PARIS (AP) — A French court is expected to rule Tuesday on charges against a Rwandan doctor for his alleged role in the 1994 genocide in his home country. Prosecutors have requested a sentence of 30 years in prison.
Sosthene Munyemana, 68, faces charges of genocide, crimes against humanity and complicity in such crimes. Munyemana, who moved to France months after the genocide and quickly raised suspicions among Rwandans living there, has denied wrongdoing.
Nearly three decades have passed since the genocide in which more than 800,000 minority Tutsis and moderate Hutus who tried to protect them were killed.
Advocate General Sophie Havard, one of the prosecutors, called on the court to find Munyemana guilty so “crimes against humanity don’t remain crimes without a criminal, a genocide without a perpetrator.”
At the time, Munyemana was a 38-year-old gynecologist in Tumba in the southern university district of Butare.
He is accused of co-signing in April 1994 “a motion of support” for the interim government that supervised the genocide and of participating in a local committee and meetings that organized roundups of Tutsi civilians.
The motion of support, broadcast on Radio Rwanda, was a way of “backing future massacres” in the area, prosecutors argued.
Munyemana was a friend of Jean Kambanda, head of the interim government.
Munyemana acknowledged participating in local night patrols which were organized to track Tutsi people, but he said he did it to protect the local population. Witnesses saw him at checkpoints set up across the town where he supervised operations, according to prosecutors.
Munyemana is also accused of detaining several dozen Tutsi civilians in the office of the local administration that was “under his authority at the time” and of relaying “instructions from the authorities to the local militia and residents leading to the roundup of the Tutsis,” among other things.

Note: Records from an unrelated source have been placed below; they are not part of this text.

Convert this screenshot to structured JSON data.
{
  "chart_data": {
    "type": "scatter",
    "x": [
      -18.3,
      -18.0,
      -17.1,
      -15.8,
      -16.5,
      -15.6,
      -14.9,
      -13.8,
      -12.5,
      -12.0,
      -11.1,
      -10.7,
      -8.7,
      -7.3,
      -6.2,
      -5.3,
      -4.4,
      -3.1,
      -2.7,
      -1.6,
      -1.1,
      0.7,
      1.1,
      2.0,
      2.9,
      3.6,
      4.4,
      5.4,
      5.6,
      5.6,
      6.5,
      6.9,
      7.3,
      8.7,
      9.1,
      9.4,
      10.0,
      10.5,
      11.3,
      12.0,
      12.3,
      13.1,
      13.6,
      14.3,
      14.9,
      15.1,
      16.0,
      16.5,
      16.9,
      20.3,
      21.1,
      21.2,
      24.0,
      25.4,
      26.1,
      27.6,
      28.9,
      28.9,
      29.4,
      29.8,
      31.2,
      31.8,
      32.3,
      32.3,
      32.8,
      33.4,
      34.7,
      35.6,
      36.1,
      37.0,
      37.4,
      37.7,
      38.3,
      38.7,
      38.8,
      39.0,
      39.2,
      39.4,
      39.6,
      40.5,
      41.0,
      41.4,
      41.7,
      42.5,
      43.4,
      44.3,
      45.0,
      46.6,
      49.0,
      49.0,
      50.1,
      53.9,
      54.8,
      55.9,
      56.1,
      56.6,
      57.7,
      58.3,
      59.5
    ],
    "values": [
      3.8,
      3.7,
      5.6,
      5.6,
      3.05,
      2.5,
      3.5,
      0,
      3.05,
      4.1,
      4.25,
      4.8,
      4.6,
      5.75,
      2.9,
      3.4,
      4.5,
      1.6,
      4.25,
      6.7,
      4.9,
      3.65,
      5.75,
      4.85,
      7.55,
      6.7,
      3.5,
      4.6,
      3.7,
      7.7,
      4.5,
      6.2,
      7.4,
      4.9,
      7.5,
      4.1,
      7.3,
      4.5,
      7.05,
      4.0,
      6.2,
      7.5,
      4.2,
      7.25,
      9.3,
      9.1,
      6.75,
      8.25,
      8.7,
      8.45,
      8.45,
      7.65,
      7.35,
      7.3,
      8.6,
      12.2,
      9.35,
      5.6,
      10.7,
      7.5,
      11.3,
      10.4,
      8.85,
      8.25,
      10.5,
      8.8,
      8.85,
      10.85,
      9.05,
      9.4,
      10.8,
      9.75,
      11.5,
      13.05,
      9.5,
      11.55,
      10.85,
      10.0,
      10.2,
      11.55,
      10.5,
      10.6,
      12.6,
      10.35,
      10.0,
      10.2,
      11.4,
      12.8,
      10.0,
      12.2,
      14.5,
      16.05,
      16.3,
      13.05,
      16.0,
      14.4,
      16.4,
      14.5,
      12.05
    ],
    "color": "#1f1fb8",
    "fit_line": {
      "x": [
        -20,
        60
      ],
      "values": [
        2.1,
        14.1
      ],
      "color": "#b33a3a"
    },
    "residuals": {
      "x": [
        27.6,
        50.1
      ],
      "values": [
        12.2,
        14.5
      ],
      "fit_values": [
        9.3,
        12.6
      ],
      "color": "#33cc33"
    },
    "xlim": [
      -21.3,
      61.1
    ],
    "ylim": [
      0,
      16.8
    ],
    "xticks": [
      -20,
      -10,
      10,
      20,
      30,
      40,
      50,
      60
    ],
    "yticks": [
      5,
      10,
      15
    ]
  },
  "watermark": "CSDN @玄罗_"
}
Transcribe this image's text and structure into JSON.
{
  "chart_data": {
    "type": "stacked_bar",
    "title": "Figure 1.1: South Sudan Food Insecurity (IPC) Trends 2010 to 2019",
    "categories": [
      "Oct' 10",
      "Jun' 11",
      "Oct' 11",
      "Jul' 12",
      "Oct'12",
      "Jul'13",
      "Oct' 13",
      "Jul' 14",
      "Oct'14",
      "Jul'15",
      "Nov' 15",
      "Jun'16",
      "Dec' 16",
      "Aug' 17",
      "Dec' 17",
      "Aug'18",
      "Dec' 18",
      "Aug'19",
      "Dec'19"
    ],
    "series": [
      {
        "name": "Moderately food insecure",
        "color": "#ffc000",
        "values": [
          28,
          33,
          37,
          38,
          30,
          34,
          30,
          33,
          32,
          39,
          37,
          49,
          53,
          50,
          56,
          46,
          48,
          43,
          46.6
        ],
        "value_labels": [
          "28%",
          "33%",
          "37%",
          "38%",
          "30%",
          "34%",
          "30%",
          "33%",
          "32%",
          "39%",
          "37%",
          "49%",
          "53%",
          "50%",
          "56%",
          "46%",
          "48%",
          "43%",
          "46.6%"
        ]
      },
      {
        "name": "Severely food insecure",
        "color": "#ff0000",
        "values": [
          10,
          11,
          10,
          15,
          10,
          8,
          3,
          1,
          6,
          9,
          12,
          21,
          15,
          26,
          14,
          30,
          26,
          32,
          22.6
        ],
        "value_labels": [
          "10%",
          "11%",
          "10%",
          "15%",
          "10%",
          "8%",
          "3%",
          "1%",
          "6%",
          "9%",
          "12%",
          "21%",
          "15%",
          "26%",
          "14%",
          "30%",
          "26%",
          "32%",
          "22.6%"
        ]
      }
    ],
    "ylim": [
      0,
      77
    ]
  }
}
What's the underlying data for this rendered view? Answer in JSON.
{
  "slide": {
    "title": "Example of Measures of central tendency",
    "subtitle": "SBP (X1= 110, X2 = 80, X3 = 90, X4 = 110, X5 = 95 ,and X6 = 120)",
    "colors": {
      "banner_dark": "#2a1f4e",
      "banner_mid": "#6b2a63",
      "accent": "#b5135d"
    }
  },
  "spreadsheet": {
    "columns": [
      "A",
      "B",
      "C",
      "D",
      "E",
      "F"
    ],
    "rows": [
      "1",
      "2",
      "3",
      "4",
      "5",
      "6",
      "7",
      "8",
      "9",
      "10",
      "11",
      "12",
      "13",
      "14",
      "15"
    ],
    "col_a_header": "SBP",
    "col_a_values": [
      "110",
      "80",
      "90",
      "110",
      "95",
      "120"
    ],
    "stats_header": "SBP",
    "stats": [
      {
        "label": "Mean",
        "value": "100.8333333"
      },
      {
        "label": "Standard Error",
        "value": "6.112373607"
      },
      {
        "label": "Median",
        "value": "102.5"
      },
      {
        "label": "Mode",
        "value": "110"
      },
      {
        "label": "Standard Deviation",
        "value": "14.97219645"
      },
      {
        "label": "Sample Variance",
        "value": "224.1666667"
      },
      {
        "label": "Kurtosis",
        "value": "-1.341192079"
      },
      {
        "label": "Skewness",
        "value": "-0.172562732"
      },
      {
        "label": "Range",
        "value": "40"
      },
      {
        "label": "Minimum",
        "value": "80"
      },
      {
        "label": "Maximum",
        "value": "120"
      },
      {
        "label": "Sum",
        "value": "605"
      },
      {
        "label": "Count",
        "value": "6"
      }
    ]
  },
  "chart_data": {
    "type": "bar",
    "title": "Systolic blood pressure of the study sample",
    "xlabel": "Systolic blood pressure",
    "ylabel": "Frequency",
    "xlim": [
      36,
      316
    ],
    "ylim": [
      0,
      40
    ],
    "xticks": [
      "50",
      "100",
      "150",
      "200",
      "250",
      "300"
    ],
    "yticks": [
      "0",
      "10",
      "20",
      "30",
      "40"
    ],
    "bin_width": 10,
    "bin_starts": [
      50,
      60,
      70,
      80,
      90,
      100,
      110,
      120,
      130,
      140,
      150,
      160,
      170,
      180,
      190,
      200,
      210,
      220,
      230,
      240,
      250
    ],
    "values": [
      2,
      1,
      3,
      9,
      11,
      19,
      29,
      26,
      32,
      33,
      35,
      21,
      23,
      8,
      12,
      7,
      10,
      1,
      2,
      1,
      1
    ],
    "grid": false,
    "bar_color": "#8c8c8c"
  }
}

Prosecutors said there is evidence of “intentional gathering meant to exterminate people” and that Munyemana “couldn’t ignore” they were to be killed.
Only one survivor has been found among those detained under Munyemana’s alleged supervision. Most victims, some injured but still alive, were buried in holes initially dug for feces. Many corpses still haven’t been found.
Munyemana has denied participating in the genocide and said he wasn’t aware of the preparations for the mass killing. He said he believed people locked in the office would be taken away to be protected from armed militias.
He arrived in September 1994 in France, where he has been living and working until he recently retired. Members of the Rwandan community in France first filed a complaint against Munyemana in 1995.
In recent years, as relations improved with a Rwandan government that has long accused France of “enabling” the genocide, France has increased efforts to arrest genocide suspects and send them to trial.
This is the sixth case related to the Rwandan genocide that is coming to court in Paris, all of them in the past decade. Like previous ones, the trial has been made difficult by time and distance. French police and judicial authorities acknowledged that almost no physical evidence was left.
The investigation included hearing over 200 witnesses and 12 trips to Rwanda as well as judicial cooperation with Canada, Austria, Norway and Switzerland. Dozens testified during the trial, some coming from Rwanda, others speaking via videoconference from Kigali, including from prison.
Amid those attending the trial every day was Dafroza Gauthier, a Rwandan who said she lost more than 80 members of her family in the mass killing. She and her husband, Alain, have dedicated their lives to seeking the prosecution of alleged perpetrators of the genocide, founding the Collective of Civil Plaintiffs for Rwanda in 2001.
Last year, Laurent Bucyibaruta was sentenced by a Paris court to 20 years in prison for complicity to commit genocide and crimes against humanity, making him the highest-ranking Rwandan to be convicted in France on such charges. He appealed.